A bridge on a major interstate in Delaware will remain closed indefinitely as engineers work to identify why four pairs of support pillars are tilting.
The I-495 bridge, part of a 11-mile bypass around Wilmington, Del., normally carries 90,000 vehicles a day. It was closed on Monday after transportation officials became aware of the leaning pillars, which have tilted as much as 4 percent out of vertical alignment.
Drivers are now being redirected through downtown Wilmington. Local traffic on Tuesday was substantially disrupted.
"It was the nightmare from hell," Teresa Stewart tells Wilmington's News Journal. Other commuters report that their trips took three times as long as usual.
But the effects of the bridge shutdown might extend far beyond Delaware. The closure disrupts a major East Coast thoroughfare just as the summer travel season kicks off. State Transportation Secretary Shailen Bhatt says that the bridge closure will be "a pretty significant traffic event" — not just for the city, but for the entire Northeast region, reports The News Journal.
The bridge spans the Christina River, and the affected support columns are located on the eastern bank. The 50-foot pillars are leaning as far as two feet to the side, the newspaper reports, and the shift has also affected the concrete footer. Possible causes of the tilting include soil settling or the corrosion of underground steel pilings.
The bridge was built in 1974, according to Delaware Public Media, and inspected every two years — most recently in October 2012.
Officials say that the bridge is able to support itself, but that the weight of vehicles — particularly if traffic backed up on the bridge — might cause the structure to fail.
As NPR has previously reported, 13 people died in 2007 when the 1-35W Bridge in Minneapolis collapsed during evening rush hour; last year, an Interstate 5 bridge collapsed in Washington state, with no fatalities.

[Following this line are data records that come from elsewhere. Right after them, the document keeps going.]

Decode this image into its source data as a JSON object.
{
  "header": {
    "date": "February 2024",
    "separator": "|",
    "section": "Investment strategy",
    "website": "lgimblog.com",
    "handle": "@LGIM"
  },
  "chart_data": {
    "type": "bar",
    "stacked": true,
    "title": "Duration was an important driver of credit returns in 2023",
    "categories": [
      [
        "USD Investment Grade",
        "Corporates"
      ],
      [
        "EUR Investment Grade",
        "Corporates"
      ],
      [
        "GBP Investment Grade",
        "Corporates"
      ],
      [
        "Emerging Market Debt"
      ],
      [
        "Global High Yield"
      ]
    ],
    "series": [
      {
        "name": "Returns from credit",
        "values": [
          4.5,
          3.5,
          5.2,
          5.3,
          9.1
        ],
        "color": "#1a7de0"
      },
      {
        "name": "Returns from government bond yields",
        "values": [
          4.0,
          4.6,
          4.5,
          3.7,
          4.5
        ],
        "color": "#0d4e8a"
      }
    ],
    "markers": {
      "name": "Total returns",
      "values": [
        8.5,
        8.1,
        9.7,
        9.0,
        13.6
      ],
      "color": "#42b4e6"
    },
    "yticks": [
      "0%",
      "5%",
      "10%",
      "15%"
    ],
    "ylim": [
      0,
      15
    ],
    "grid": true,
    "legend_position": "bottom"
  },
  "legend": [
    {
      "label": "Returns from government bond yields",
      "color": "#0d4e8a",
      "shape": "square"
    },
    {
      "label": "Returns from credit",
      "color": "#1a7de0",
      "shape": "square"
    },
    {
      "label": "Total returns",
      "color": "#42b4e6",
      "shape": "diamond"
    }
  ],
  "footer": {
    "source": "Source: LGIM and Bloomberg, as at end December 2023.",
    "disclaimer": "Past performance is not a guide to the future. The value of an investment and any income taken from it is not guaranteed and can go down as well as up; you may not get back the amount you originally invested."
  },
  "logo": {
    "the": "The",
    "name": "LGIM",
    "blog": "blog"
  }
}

The Interstate 5 bridge was identified as "fracture critical," according to The Seattle Times, meaning that a bridge is at risk of collapse if one vital component fails. The main span of the Wilmington bridge is also classified as "fracture critical," but The Associated Press reports that the tilting section is not included in that classification.
The bridge closure has led the Delaware transportation department to send out notices from Maine to Florida describing alternate routes, reports the AP.
And it looks like drivers will have to get used to those detours. Underground structural issues are difficult to address, Bhatt tells the AP.
"It's not going to be open anytime soon," he says.